Leading payment technologies deliver unified customer experiences, no matter where the transactions originate, with credit card processing, in-store payments, and payment acceptance. Meanwhile, seamless APIs make the software integration hassle-free, and CardConnect offers the highest level of data breach protection to customers, as well.
ISVs can also benefit from payment processing residuals, where a software company splits the revenue of the transactions processed by a merchant user. That means a well-chosen payment integration may even provide a new revenue stream to the ISV.

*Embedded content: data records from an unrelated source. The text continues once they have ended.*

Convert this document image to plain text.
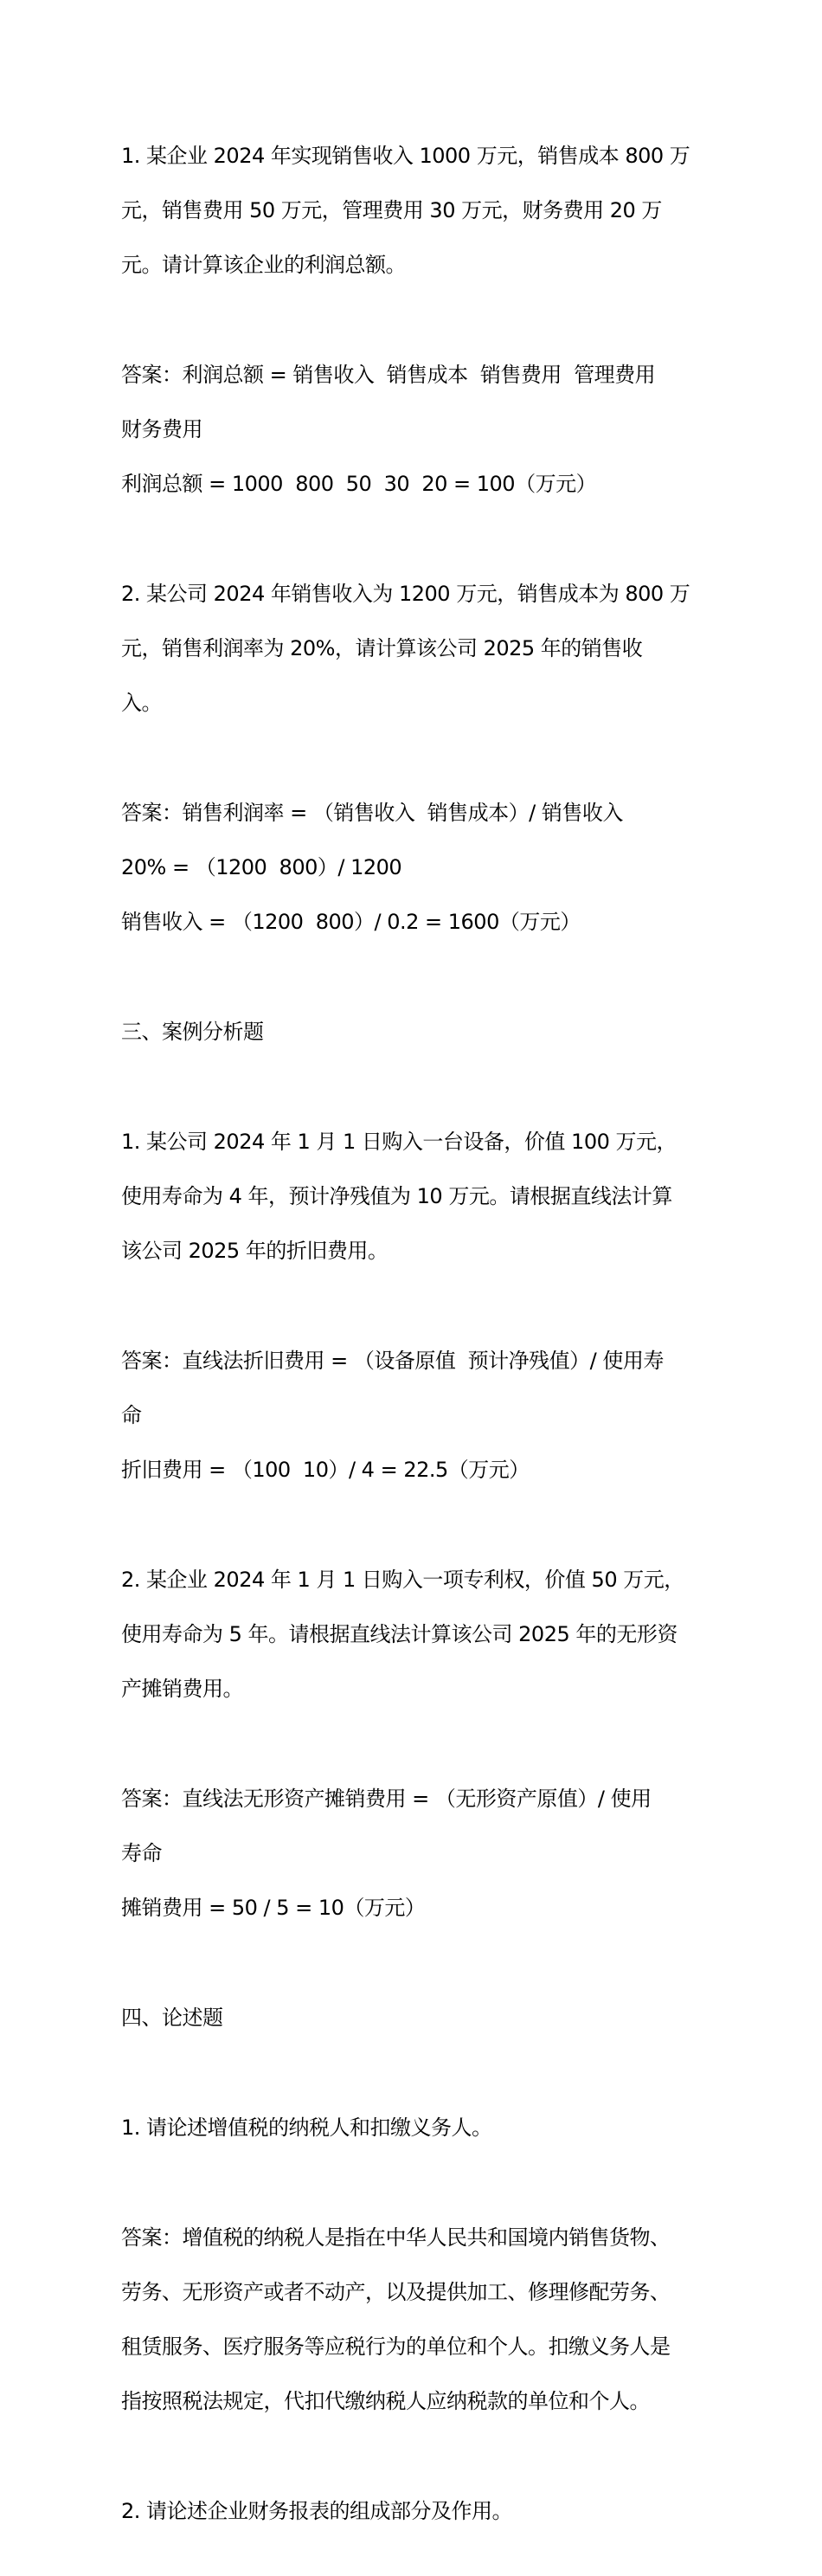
1. 某企业 2024 年实现销售收入 1000 万元，销售成本 800 万

元，销售费用 50 万元，管理费用 30 万元，财务费用 20 万

元。请计算该企业的利润总额。

答案：利润总额 = 销售收入  销售成本  销售费用  管理费用

财务费用

利润总额 = 1000  800  50  30  20 = 100（万元）

2. 某公司 2024 年销售收入为 1200 万元，销售成本为 800 万

元，销售利润率为 20%，请计算该公司 2025 年的销售收

入。

答案：销售利润率 = （销售收入  销售成本）/ 销售收入

20% = （1200  800）/ 1200

销售收入 = （1200  800）/ 0.2 = 1600（万元）

三、案例分析题

1. 某公司 2024 年 1 月 1 日购入一台设备，价值 100 万元，

使用寿命为 4 年，预计净残值为 10 万元。请根据直线法计算

该公司 2025 年的折旧费用。

答案：直线法折旧费用 = （设备原值  预计净残值）/ 使用寿

命

折旧费用 = （100  10）/ 4 = 22.5（万元）

2. 某企业 2024 年 1 月 1 日购入一项专利权，价值 50 万元，

使用寿命为 5 年。请根据直线法计算该公司 2025 年的无形资

产摊销费用。

答案：直线法无形资产摊销费用 = （无形资产原值）/ 使用

寿命

摊销费用 = 50 / 5 = 10（万元）

四、论述题

1. 请论述增值税的纳税人和扣缴义务人。

答案：增值税的纳税人是指在中华人民共和国境内销售货物、

劳务、无形资产或者不动产，以及提供加工、修理修配劳务、

租赁服务、医疗服务等应税行为的单位和个人。扣缴义务人是

指按照税法规定，代扣代缴纳税人应纳税款的单位和个人。

2. 请论述企业财务报表的组成部分及作用。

Pros and Cons of Payment Partnerships
Pros
- Expanding service offering
- Value add to merchant clients
- Extensive partner programs that include:
- Go to market strategies
- High-performance conversion campaigns
- Profit-sharing
- Vendor and merchant management tools
- Robust reconciliation and reporting solutions
Cons
It's important to choose the right payments partner that can help you grow. The biggest risk in payment integration is choosing the wrong partner, which can:
- Be costly
- Make integration a challenge for dev teams
- Add to workload
- Compromise security
How to Choose a Payment Partner
ISVs should choose their payment partner carefully. A strong payment partner should offer the following:
- Affordable processing
- Omnichannel payment acceptance
- Top-notch security features
- A solid partner growth program
- A range of payment solutions
- Robust merchant portfolio management tools
- Reporting and analytics functionality
- 24/7 technical support
Software/SaaS Investor Partners
The final partnership for ISVs to consider is an investment partnership. The world is a competitive place for ISVs, and continual product development and improvement are required for software companies to grow. That requires funds, and investment is one of the best ways to access funds without any negative impact on cash flow.
SaaS businesses are favored among venture capitalists (VCs), the private equity firms that typically invest in high-growth potential startups. This is due to the scalability, and therefore the potential for high investment returns, of the model.

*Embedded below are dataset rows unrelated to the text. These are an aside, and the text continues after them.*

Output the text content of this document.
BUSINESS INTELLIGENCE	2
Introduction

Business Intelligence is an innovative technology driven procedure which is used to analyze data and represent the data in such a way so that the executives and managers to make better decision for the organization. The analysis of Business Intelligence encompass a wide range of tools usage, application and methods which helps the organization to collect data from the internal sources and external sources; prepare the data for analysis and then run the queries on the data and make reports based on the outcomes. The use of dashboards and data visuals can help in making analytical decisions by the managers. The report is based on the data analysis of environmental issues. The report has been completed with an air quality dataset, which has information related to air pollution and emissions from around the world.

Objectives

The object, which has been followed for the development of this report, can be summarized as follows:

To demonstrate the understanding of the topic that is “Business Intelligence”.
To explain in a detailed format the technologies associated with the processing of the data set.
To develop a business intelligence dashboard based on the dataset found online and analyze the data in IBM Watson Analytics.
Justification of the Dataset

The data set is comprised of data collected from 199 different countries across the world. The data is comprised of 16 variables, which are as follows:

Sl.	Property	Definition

Pros and Cons of Investment Partnerships
Pros
- Access to capital for scaling the business
- Long-term relationship: potential for further investment when needed later
- Guidance and advice on business decisions
- Access to an extensive network
Cons
- Founders must give up a significant stake in the business
- Less control over the business
- Slows down decision-making
- High expectations and pressure to perform
What to Look for in Software Investors
To get the most out of a relationship with investors, ISVs should choose carefully. Here are some things to look out for when scoping for VCs:
- Experience investing in SaaS businesses
- Knowledge of the ISV’s market
- Strong industry network
- Understanding of the ISV’s technologies and vision
- Chemistry with founders (highly important)
Conclusion
ISV partnerships can be extremely productive for a company pursuing business growth. Well-chosen partnerships offer unrivaled opportunities to improve functionality, reach new markets, build a network, and access capital.
Business partnerships must be chosen carefully, as poor decisions can be expensive and time-consuming. Moreover, which type of partnership – or which combination of partnerships – is best will vary from business to business, depending on the product, market, phase of growth, and company strategy.